Terrorism Financing Blacklists At Risk
Global System Faces Multiple Challenges
Sunday, November 2, 2008; Page A01
BRUSSELS -- The global blacklisting system for financiers of al-Qaeda and other terrorist groups is at risk of collapse, undermined by legal challenges and waning political support in many countries, according to counterterrorism officials in Europe and the United States.
In September, the European Court of Justice threw the future of the United Nations' sanctions program against al-Qaeda and the Taliban into doubt when it declared the blacklist violated the "fundamental rights" of those targeted. The Luxembourg-based court said the list lacked accountability and made it almost impossible for people to challenge their inclusion.
Courts in Britain and France have also questioned whether European countries can enforce the U.N. sanctions and other blacklists without violating local laws, including a defendant's right to see evidence. The United Nations keeps such evidence secret.
The U.N. blacklist is the backbone of an international effort to prevent al-Qaeda supporters from raising or transferring money. All U.N. members are required to impose a travel ban and asset freeze against the 503 individuals, businesses and groups on the list. About $85 million in al-Qaeda and Taliban assets is frozen worldwide.
Enforcement, however, is inconsistent; some countries have quietly permitted alleged supporters of al-Qaeda to travel and to access their bank accounts.
Moreover, the U.N. program is just one of several terrorism-financing blacklists sponsored by the United States, the European Union and Britain. Although each is intended to prevent terrorism, they overlap and sometimes clash with one another, leading to confusion over whose assets, besides al-Qaeda's, should be frozen, and under whose authority. Hezbollah, for instance, is included on the U.S. and British blacklists. But it is not considered a terrorist group by the European Union.
Some counterterrorism officials say the blacklists are a vital, if imperfect, tool in fighting al-Qaeda and other groups -- particularly the U.N. sanctions program, which is the only one that governments and banks are compelled to enforce worldwide.

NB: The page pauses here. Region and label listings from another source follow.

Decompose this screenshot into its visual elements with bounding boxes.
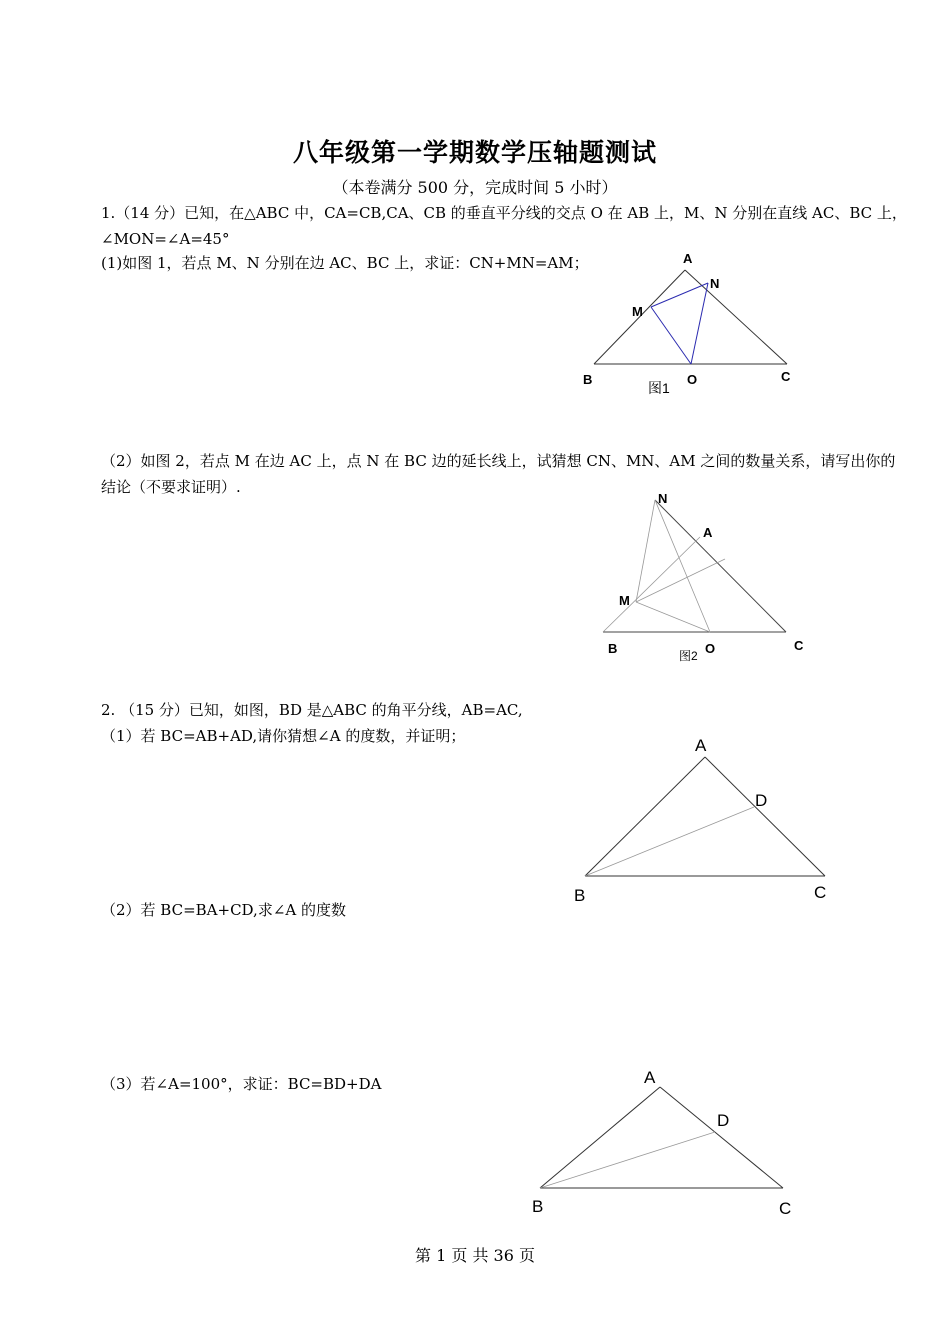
fig1-side-ac xyxy=(685,270,787,364)
fig2-label-a: A xyxy=(703,525,713,540)
fig3-side-ab xyxy=(585,757,705,876)
fig1-segment-mo xyxy=(651,307,691,364)
fig4-label-a: A xyxy=(644,1068,656,1087)
fig1-label-o: O xyxy=(687,372,698,387)
page-subtitle: （本卷满分 500 分，完成时间 5 小时） xyxy=(332,178,618,197)
figure-2 xyxy=(595,485,815,670)
fig2-label-m: M xyxy=(619,593,630,608)
fig3-label-c: C xyxy=(814,883,827,902)
fig4-side-ab xyxy=(540,1087,660,1188)
problem2-part1: （1）若 BC=AB+AD,请你猜想∠A 的度数，并证明； xyxy=(101,727,466,745)
page-title: 八年级第一学期数学压轴题测试 xyxy=(292,138,657,167)
fig4-side-ac xyxy=(660,1087,783,1188)
fig3-label-b: B xyxy=(574,886,586,905)
figure-3 xyxy=(565,730,835,915)
problem1-part2-line2: 结论（不要求证明）. xyxy=(101,478,241,496)
problem1-statement-line1: 1.（14 分）已知，在△ABC 中，CA=CB,CA、CB 的垂直平分线的交点 O 在 AB 上，M、N 分别在直线 AC、BC 上， xyxy=(101,204,907,222)
fig2-segment-mo xyxy=(636,602,710,632)
fig4-bisector-bd xyxy=(540,1132,715,1188)
fig2-side-ab xyxy=(603,537,700,632)
fig3-label-a: A xyxy=(695,736,707,755)
fig3-label-d: D xyxy=(755,791,768,810)
fig2-caption: 图2 xyxy=(679,649,698,663)
figure-4 xyxy=(525,1062,805,1222)
problem2-intro: 2. （15 分）已知，如图，BD 是△ABC 的角平分线，AB=AC, xyxy=(101,701,523,719)
fig2-segment-nm xyxy=(636,500,655,602)
fig2-segment-no xyxy=(655,500,710,632)
fig1-segment-no xyxy=(691,283,708,364)
fig1-label-m: M xyxy=(632,304,643,319)
fig1-label-a: A xyxy=(683,251,693,266)
fig2-label-c: C xyxy=(794,638,804,653)
page-footer: 第 1 页 共 36 页 xyxy=(415,1246,535,1265)
fig2-label-b: B xyxy=(608,641,618,656)
problem2-part3: （3）若∠A=100°，求证：BC=BD+DA xyxy=(101,1075,382,1093)
fig1-label-b: B xyxy=(583,372,593,387)
figure-1 xyxy=(575,245,805,405)
problem1-statement-line2: ∠MON=∠A=45° xyxy=(101,230,230,248)
fig1-caption: 图1 xyxy=(648,380,670,396)
fig3-bisector-bd xyxy=(585,807,754,876)
fig3-side-ac xyxy=(705,757,825,876)
fig4-label-d: D xyxy=(717,1111,730,1130)
fig1-label-c: C xyxy=(781,369,791,384)
fig4-label-c: C xyxy=(779,1199,792,1218)
problem2-part2: （2）若 BC=BA+CD,求∠A 的度数 xyxy=(101,901,346,919)
problem1-part2-line1: （2）如图 2，若点 M 在边 AC 上，点 N 在 BC 边的延长线上，试猜想 CN、MN、AM 之间的数量关系，请写出你的 xyxy=(101,452,896,470)
fig2-side-ac-extended xyxy=(655,500,786,632)
fig4-label-b: B xyxy=(532,1197,544,1216)
problem1-part1: (1)如图 1，若点 M、N 分别在边 AC、BC 上，求证：CN+MN=AM； xyxy=(101,254,589,272)
fig1-label-n: N xyxy=(710,276,720,291)
fig2-segment-mc xyxy=(636,559,725,602)
fig2-label-o: O xyxy=(705,641,716,656)
fig2-label-n: N xyxy=(658,491,668,506)
fig1-segment-mn xyxy=(651,283,708,307)
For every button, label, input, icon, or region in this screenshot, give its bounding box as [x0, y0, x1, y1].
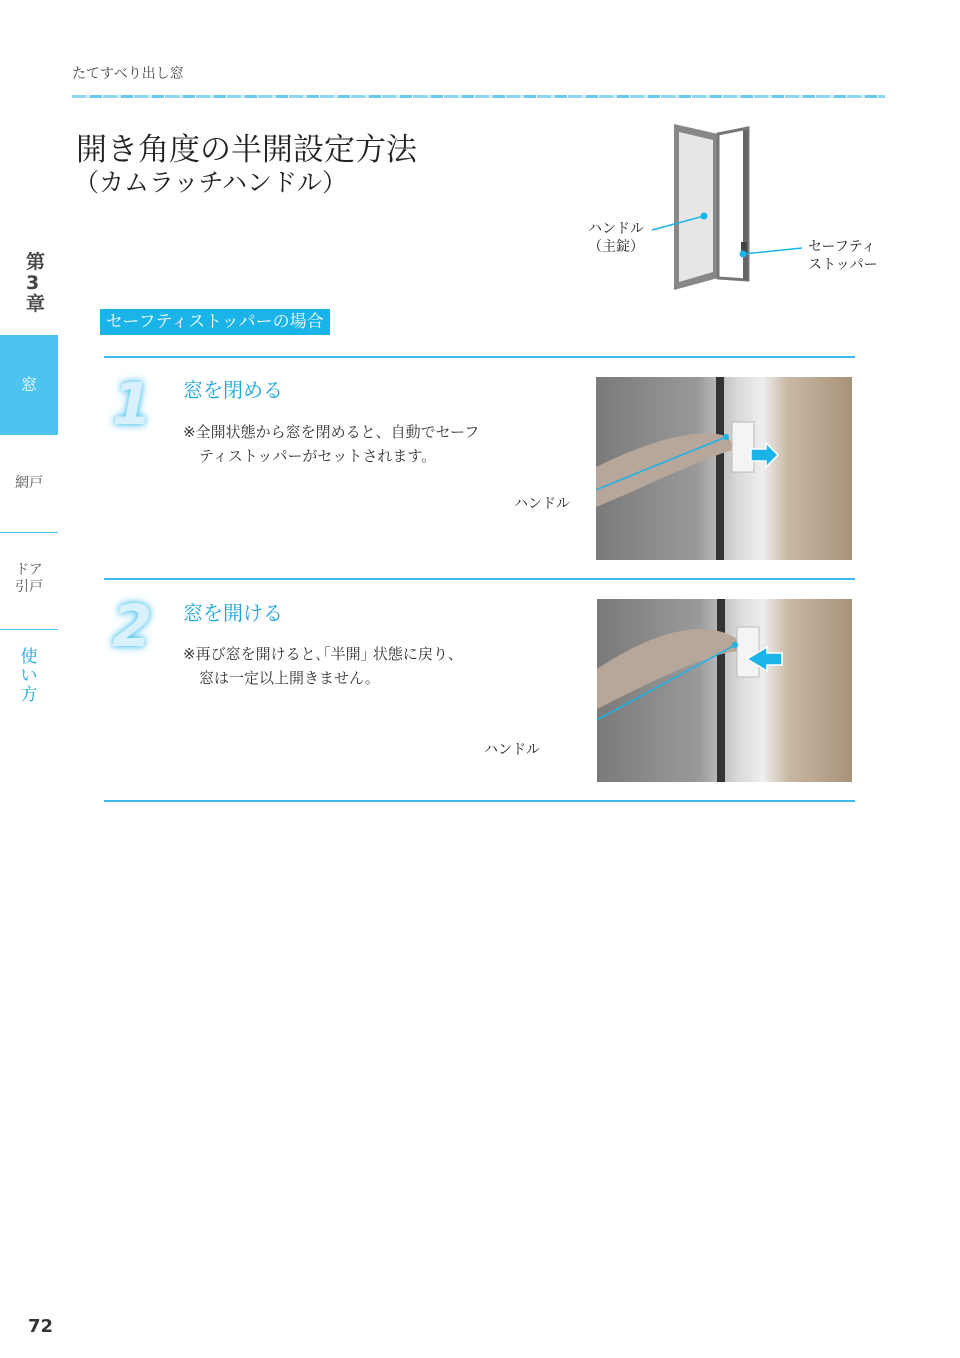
step-number: 2 [112, 592, 153, 660]
divider [104, 578, 855, 580]
chapter-char: 章 [26, 293, 46, 315]
page-title: 開き角度の半開設定方法 [76, 132, 417, 168]
sidebar-item-screen[interactable]: 網戸 [15, 475, 43, 491]
step-number: 1 [112, 370, 153, 438]
page-subtitle: （カムラッチハンドル） [74, 168, 348, 197]
note-line: 窓は一定以上開きません。 [199, 669, 380, 687]
sidebar-item-door[interactable] [0, 562, 58, 596]
door-label: ドア [15, 562, 43, 578]
stopper-label-2: ストッパー [808, 257, 878, 273]
step-heading: 窓を閉める [183, 378, 283, 402]
window-diagram [580, 110, 900, 310]
step-photo [597, 599, 852, 782]
sliding-door-label: 引戸 [15, 579, 43, 595]
sidebar-item-window[interactable]: 窓 [0, 335, 58, 435]
section-tag: セーフティストッパーの場合 [100, 309, 330, 335]
photo-callout: ハンドル [514, 496, 570, 512]
chapter-char: 第 [26, 251, 46, 273]
handle-callout [588, 220, 644, 256]
stopper-label-1: セーフティ [808, 239, 876, 255]
sidebar-item-usage[interactable] [0, 648, 58, 705]
divider [104, 356, 855, 358]
step-heading: 窓を開ける [183, 601, 283, 625]
main-lock-label: （主錠） [588, 239, 644, 255]
usage-char: 使 [20, 647, 38, 667]
handle-photo-illustration [597, 599, 852, 782]
section-label: たてすべり出し窓 [72, 66, 184, 82]
step-photo [596, 377, 852, 560]
note-line: ティストッパーがセットされます。 [199, 447, 437, 465]
handle-label: ハンドル [588, 221, 644, 237]
step-note [183, 420, 479, 468]
divider [104, 800, 855, 802]
stopper-callout [808, 238, 878, 274]
sidebar-divider [0, 629, 58, 630]
handle-photo-illustration [596, 377, 852, 560]
chapter-label [8, 252, 66, 315]
chapter-number: 3 [26, 272, 40, 294]
note-line: ※全開状態から窓を閉めると、自動でセーフ [183, 423, 480, 441]
step-note [183, 642, 463, 690]
usage-char: い [20, 666, 38, 686]
photo-callout: ハンドル [484, 742, 540, 758]
usage-char: 方 [20, 685, 38, 705]
sidebar-divider [0, 532, 58, 533]
page-number: 72 [28, 1316, 54, 1337]
note-line: ※再び窓を開けると､｢半開｣ 状態に戻り、 [183, 645, 463, 663]
header-divider [72, 95, 885, 98]
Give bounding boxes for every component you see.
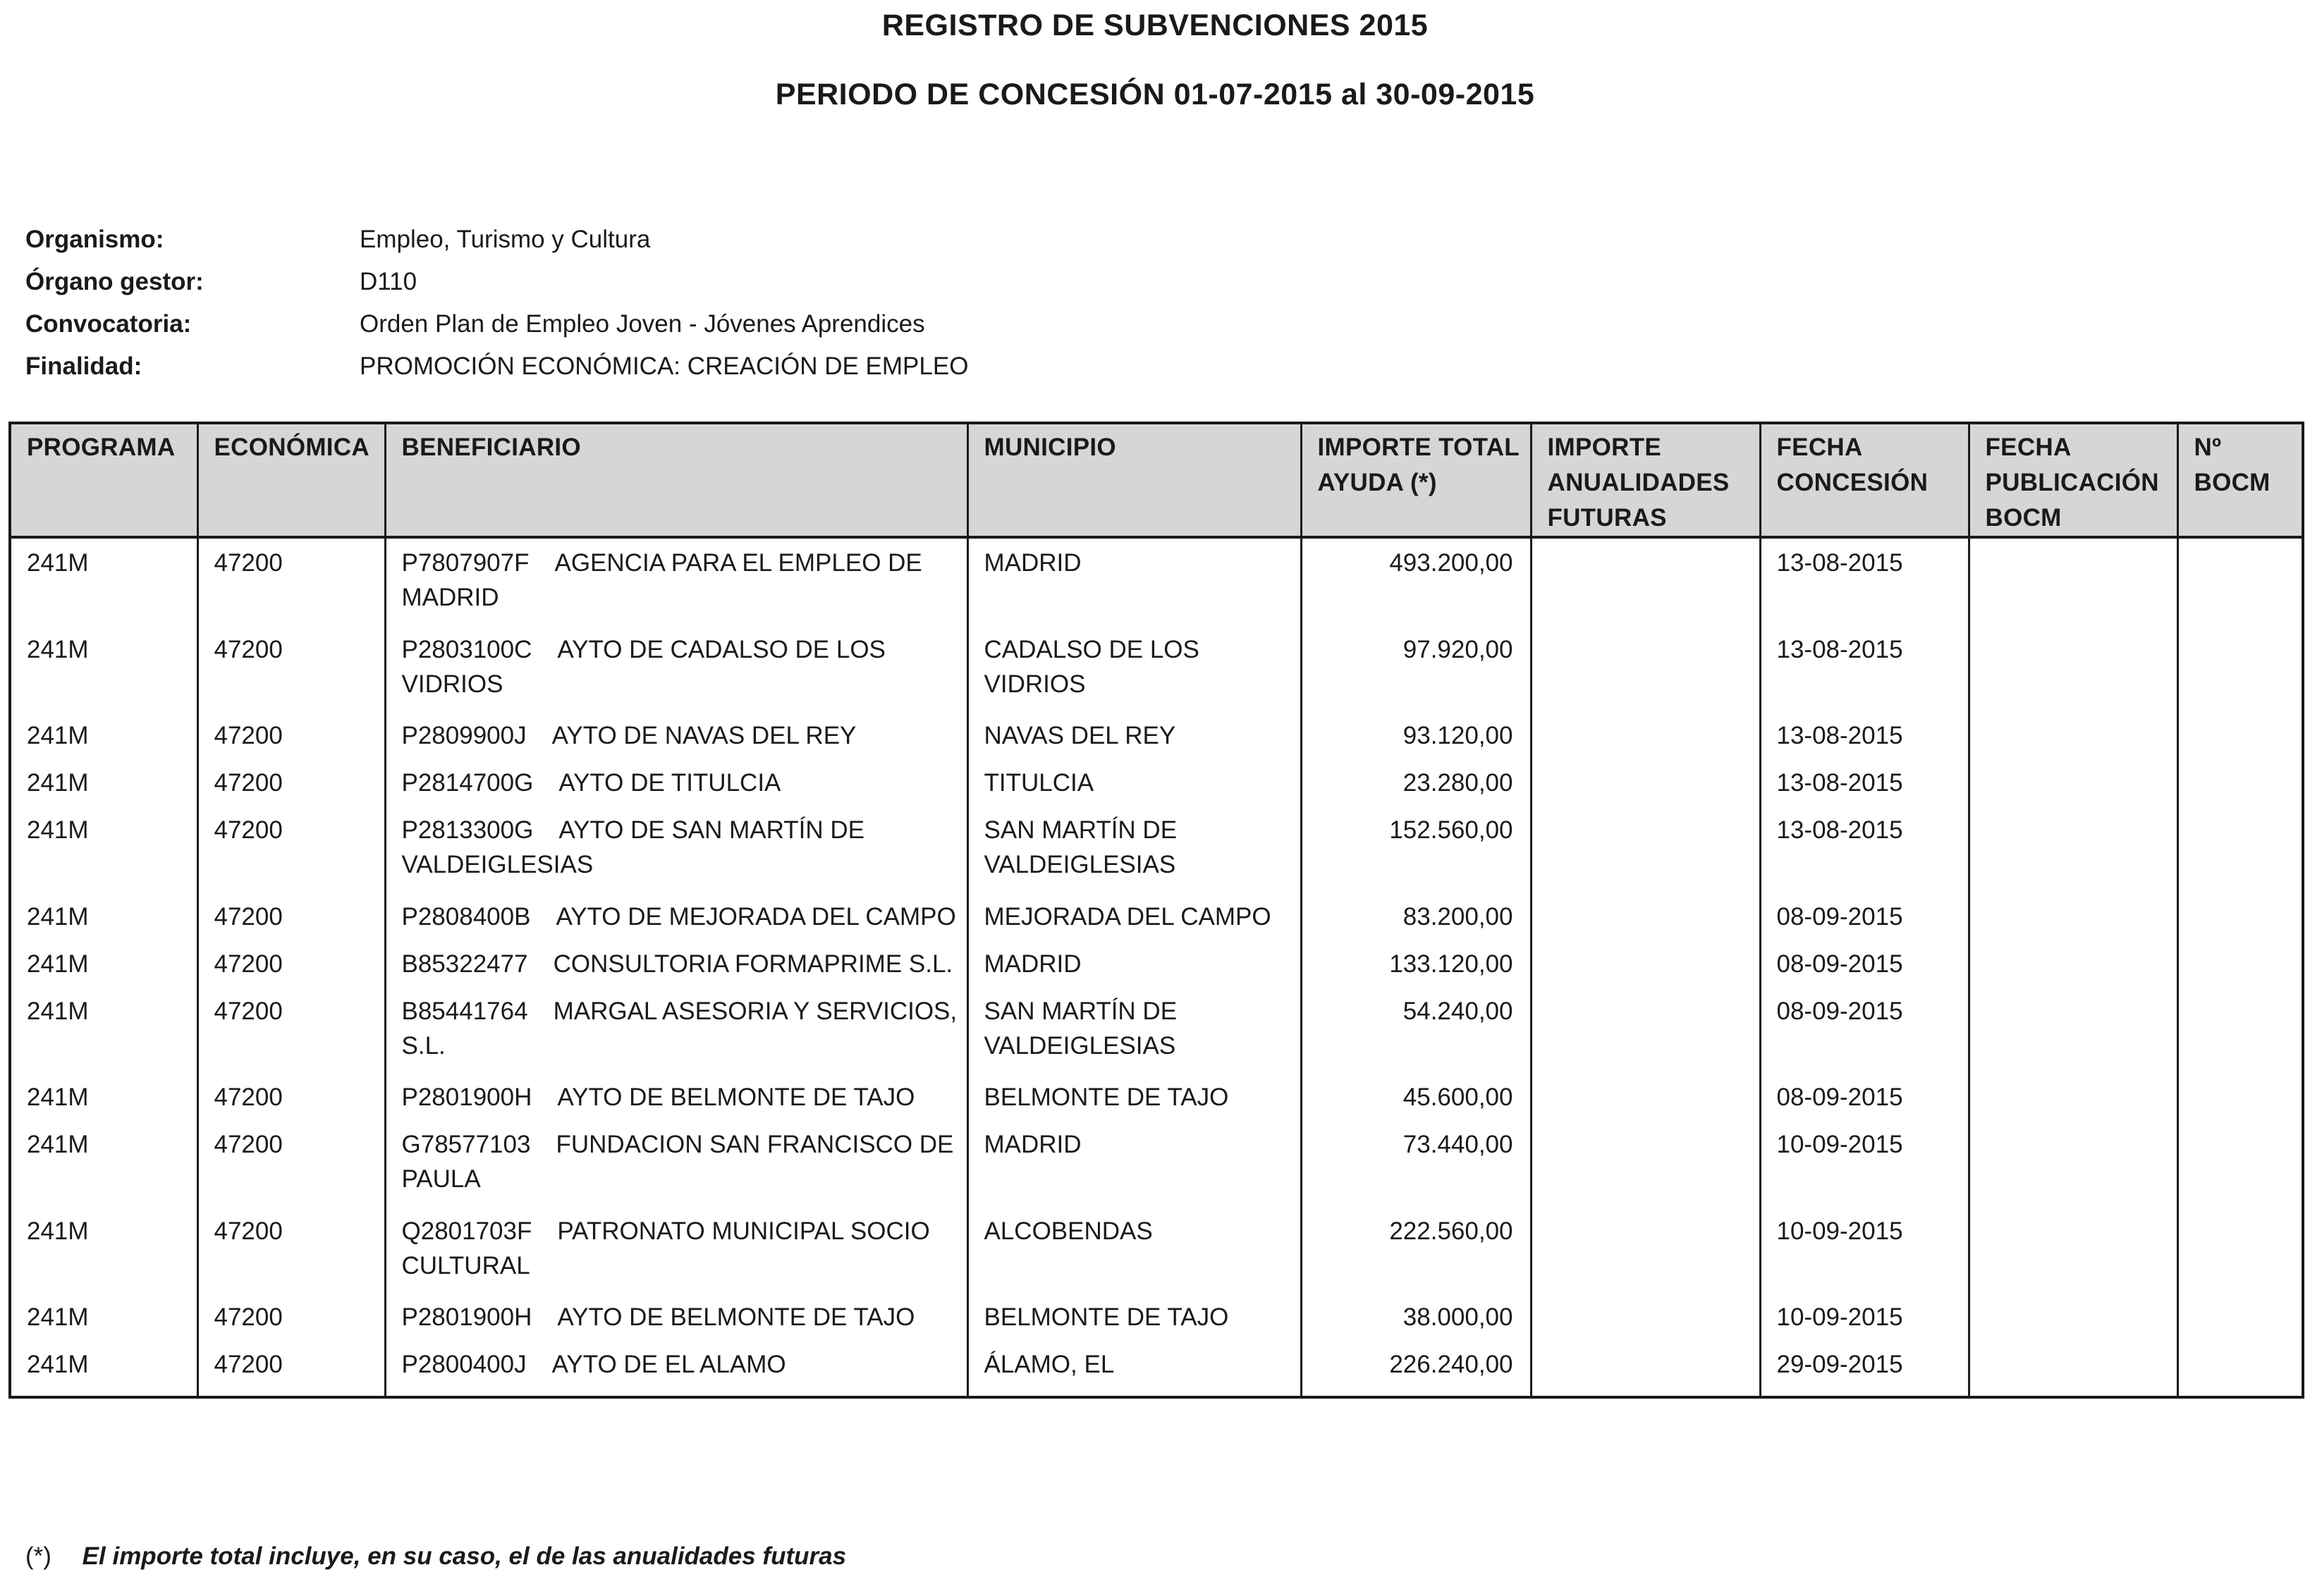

But other officials say the sanctions have outlived their usefulness. They note that al-Qaeda largely avoids the international banking system and needs only small sums of money to finance terrorist plots. The number of assets frozen in recent years by the United Nations, for instance, has remained static.
Worries About Procedures
In Europe, opposition to the blacklists has centered on what critics claim is a lack of due process and the potential for political abuse. People named to the U.N. blacklist cannot examine the evidence against them, cannot remain on the list indefinitely and are not granted an automatic right of appeal.
In January, the 47-nation Council of Europe, the continent's leading human rights watchdog, concluded that the U.N. and E.U. blacklists were "totally arbitrary and have no credibility whatsoever."
European prosecutors have dropped criminal investigations of several accused al-Qaeda financiers targeted by the U.N. sanctions after failing to find evidence that would stand up in court. But the United Nations has refused to remove all but one of those individuals from its blacklist, saying that it still thinks they are supporters of terrorism.
"You can be added to the list for political reasons, without any serious evidence of wrongdoing," said Armando Spataro, the deputy chief prosecutor in Milan, whose office investigated three people on the U.N. blacklist but found no grounds to press criminal charges. "There is a risk of making many, many mistakes."